Um livro é mais do que a narrativa que ele mesmo propõe. Por trás das escolhas de formato, fonte, papel e extensão, há a própria história do processo de produção da obra, um caminho árduo omitido do seu enredo, mas que o influencia direta ou indiretamente. Entre a ideia e a materialização dela, existem diversos obstáculos e prazeres a serem incorporados e redescobertos na obra. Um outro pastoreio, escrito por Rodrigo dMart e ilustrado por Indio San, é um dos casos em que essa interferência se torna um elemento importante para a própria realização do produto.

A dupla gaúcha enfrentou bem mais que angústias criativas para concluir o livro.

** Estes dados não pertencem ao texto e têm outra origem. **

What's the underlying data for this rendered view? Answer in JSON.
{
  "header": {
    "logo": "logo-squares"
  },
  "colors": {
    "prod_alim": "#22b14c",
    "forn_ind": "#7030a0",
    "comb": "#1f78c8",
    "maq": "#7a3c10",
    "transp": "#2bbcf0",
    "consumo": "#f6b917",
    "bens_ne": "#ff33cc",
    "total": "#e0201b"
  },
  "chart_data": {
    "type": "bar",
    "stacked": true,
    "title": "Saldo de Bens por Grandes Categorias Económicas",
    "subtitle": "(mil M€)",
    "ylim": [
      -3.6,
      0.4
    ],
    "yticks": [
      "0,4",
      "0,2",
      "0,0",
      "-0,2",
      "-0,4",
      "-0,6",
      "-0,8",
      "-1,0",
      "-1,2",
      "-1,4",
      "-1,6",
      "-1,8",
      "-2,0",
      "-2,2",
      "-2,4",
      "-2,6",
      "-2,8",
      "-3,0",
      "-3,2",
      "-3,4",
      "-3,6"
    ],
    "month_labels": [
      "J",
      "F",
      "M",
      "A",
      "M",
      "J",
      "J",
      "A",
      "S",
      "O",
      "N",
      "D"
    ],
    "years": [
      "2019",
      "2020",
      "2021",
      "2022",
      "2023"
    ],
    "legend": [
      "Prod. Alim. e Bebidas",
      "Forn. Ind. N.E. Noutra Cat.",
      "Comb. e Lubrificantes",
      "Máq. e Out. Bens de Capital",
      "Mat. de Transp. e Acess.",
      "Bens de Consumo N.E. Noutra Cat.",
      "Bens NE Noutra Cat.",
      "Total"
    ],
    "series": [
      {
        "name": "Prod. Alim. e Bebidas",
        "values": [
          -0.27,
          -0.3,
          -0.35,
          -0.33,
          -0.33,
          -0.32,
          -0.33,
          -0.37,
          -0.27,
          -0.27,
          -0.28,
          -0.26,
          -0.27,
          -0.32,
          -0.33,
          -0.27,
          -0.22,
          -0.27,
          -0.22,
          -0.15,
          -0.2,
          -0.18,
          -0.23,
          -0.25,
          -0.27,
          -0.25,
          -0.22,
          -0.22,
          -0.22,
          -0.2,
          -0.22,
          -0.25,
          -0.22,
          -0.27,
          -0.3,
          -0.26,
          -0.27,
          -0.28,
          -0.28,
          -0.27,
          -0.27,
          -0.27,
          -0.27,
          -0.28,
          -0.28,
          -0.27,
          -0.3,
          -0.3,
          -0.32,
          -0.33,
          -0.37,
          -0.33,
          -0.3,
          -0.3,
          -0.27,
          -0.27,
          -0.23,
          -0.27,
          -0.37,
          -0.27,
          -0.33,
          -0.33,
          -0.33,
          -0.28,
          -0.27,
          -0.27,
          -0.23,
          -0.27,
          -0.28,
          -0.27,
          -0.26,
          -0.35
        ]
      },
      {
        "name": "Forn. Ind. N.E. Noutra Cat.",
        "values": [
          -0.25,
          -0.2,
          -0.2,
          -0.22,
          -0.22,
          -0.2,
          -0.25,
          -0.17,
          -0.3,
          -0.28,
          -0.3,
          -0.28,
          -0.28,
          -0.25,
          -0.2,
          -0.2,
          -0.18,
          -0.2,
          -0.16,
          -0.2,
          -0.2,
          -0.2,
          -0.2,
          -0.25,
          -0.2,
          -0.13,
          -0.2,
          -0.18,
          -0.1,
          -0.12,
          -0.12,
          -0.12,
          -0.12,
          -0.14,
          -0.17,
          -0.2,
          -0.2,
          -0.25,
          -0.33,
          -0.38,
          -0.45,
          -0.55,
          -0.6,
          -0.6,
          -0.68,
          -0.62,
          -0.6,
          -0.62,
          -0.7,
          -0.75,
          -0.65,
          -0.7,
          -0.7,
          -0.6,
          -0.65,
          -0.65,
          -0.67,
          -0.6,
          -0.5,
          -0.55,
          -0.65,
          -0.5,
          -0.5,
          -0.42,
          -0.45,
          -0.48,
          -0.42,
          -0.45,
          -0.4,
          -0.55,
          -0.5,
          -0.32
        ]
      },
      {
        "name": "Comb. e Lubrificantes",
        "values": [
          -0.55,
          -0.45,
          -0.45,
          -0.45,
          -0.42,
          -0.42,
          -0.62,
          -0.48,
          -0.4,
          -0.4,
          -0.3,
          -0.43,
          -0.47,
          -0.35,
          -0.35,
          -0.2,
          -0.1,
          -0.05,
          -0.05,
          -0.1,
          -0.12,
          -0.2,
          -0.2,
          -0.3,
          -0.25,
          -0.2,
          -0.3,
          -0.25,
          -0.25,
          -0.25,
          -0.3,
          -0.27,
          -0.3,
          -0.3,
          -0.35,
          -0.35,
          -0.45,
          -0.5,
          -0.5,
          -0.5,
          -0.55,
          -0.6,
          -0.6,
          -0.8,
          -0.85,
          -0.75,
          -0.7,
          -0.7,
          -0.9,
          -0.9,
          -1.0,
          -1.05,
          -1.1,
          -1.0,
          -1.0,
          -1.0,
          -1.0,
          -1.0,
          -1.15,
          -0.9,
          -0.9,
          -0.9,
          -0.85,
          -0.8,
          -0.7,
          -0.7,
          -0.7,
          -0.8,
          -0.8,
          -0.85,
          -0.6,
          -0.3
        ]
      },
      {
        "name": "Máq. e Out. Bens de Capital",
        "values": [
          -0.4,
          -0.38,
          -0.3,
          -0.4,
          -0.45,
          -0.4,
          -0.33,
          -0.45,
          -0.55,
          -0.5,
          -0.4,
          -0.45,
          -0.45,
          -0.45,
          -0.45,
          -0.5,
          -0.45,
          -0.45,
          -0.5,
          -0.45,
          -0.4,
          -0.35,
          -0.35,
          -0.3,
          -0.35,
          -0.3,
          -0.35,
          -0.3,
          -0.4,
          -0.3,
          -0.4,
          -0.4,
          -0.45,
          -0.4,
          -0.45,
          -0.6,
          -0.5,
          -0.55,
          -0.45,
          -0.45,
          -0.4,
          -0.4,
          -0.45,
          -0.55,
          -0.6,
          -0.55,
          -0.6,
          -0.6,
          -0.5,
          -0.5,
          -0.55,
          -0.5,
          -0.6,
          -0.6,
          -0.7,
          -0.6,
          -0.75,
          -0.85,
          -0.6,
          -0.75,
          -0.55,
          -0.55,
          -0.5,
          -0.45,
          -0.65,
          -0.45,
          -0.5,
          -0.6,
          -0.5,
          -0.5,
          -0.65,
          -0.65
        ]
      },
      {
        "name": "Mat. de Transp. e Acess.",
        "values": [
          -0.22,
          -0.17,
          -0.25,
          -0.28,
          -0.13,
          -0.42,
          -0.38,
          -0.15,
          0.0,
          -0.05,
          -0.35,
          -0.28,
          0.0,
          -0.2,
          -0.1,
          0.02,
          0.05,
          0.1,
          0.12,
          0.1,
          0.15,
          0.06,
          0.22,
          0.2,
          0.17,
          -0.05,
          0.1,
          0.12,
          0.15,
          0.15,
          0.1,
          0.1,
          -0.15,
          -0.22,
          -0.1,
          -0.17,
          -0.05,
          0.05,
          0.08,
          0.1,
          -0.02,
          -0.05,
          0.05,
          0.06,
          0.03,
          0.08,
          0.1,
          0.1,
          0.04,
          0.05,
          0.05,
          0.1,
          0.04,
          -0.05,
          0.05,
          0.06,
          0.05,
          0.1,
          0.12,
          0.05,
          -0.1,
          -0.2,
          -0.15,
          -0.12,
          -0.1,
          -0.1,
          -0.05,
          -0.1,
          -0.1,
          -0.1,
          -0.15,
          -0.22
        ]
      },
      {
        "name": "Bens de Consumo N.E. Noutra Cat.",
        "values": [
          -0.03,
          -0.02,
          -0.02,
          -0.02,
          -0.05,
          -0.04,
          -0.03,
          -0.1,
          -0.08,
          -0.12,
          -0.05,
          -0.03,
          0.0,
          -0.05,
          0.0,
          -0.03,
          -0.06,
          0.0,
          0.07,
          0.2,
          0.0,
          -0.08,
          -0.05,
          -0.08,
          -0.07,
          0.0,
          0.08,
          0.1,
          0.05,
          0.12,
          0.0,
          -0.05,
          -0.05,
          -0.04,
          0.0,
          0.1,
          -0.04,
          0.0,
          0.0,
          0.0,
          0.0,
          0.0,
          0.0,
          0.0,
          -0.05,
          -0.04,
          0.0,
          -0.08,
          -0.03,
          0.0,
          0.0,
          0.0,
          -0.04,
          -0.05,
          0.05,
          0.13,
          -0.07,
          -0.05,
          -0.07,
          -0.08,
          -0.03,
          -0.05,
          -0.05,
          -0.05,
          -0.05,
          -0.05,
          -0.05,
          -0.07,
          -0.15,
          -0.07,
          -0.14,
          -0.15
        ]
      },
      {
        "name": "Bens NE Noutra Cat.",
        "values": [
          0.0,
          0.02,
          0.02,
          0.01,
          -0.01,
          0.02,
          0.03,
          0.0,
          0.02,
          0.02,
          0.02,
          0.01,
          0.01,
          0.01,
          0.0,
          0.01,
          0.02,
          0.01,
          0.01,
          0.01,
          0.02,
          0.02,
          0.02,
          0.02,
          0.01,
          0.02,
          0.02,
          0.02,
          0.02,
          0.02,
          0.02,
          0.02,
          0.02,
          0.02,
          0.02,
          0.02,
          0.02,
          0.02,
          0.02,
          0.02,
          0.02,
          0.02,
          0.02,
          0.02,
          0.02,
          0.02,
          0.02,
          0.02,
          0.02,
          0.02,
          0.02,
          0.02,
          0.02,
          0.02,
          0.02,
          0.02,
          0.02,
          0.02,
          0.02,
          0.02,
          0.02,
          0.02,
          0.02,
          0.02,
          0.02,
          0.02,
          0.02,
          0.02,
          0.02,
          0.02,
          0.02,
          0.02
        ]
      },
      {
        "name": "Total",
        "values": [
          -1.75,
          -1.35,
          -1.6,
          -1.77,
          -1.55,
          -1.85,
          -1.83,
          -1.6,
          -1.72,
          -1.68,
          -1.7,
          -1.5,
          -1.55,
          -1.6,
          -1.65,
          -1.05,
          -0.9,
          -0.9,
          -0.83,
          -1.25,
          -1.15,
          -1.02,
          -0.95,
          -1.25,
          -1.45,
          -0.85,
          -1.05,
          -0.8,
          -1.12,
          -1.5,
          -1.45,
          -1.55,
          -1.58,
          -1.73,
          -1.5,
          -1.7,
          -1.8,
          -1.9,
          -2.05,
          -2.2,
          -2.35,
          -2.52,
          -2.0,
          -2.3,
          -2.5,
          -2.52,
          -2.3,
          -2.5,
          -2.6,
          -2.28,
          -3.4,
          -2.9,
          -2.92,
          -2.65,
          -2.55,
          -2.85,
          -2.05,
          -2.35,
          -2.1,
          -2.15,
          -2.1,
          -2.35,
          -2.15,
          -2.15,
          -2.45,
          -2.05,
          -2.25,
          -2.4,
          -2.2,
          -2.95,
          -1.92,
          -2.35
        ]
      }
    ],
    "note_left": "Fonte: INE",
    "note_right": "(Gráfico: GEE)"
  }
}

Sim, claro que elas existiram - durante cinco anos, eles produziram quatro “bonecas” (versões impressas) de Um outro pastoreio, e o roteiro, que antes tinha 10 páginas, passou a ter mais de 100. Assim, o trabalho sofreu mutações profundas desde sua aparentemente simples proposta inicial: a de recontar a lenda popular do Negrinho do Pastoreio, uma das mais conhecidas no Rio Grande do Sul, em uma união singular de texto e ilustrações.

Segundo Rodrigo dMart, que veio ao Recife e a Olinda recentemente para divulgar a obra, a ideia original era dar uma roupagem contemporânea à história, mais conhecida na versão regionalista do escritor João Simões Lopes Neto. Na narrativa popular, o Negrinho é um escravo maltratado e espancado por seu dono por não conseguir capturar de volta um cavalo. Mas seu sofrimento é recompensado: passa a ser protegido por Nossa Senhora e espécie de padroeiro dos que precisam encontrar algum objeto perdido.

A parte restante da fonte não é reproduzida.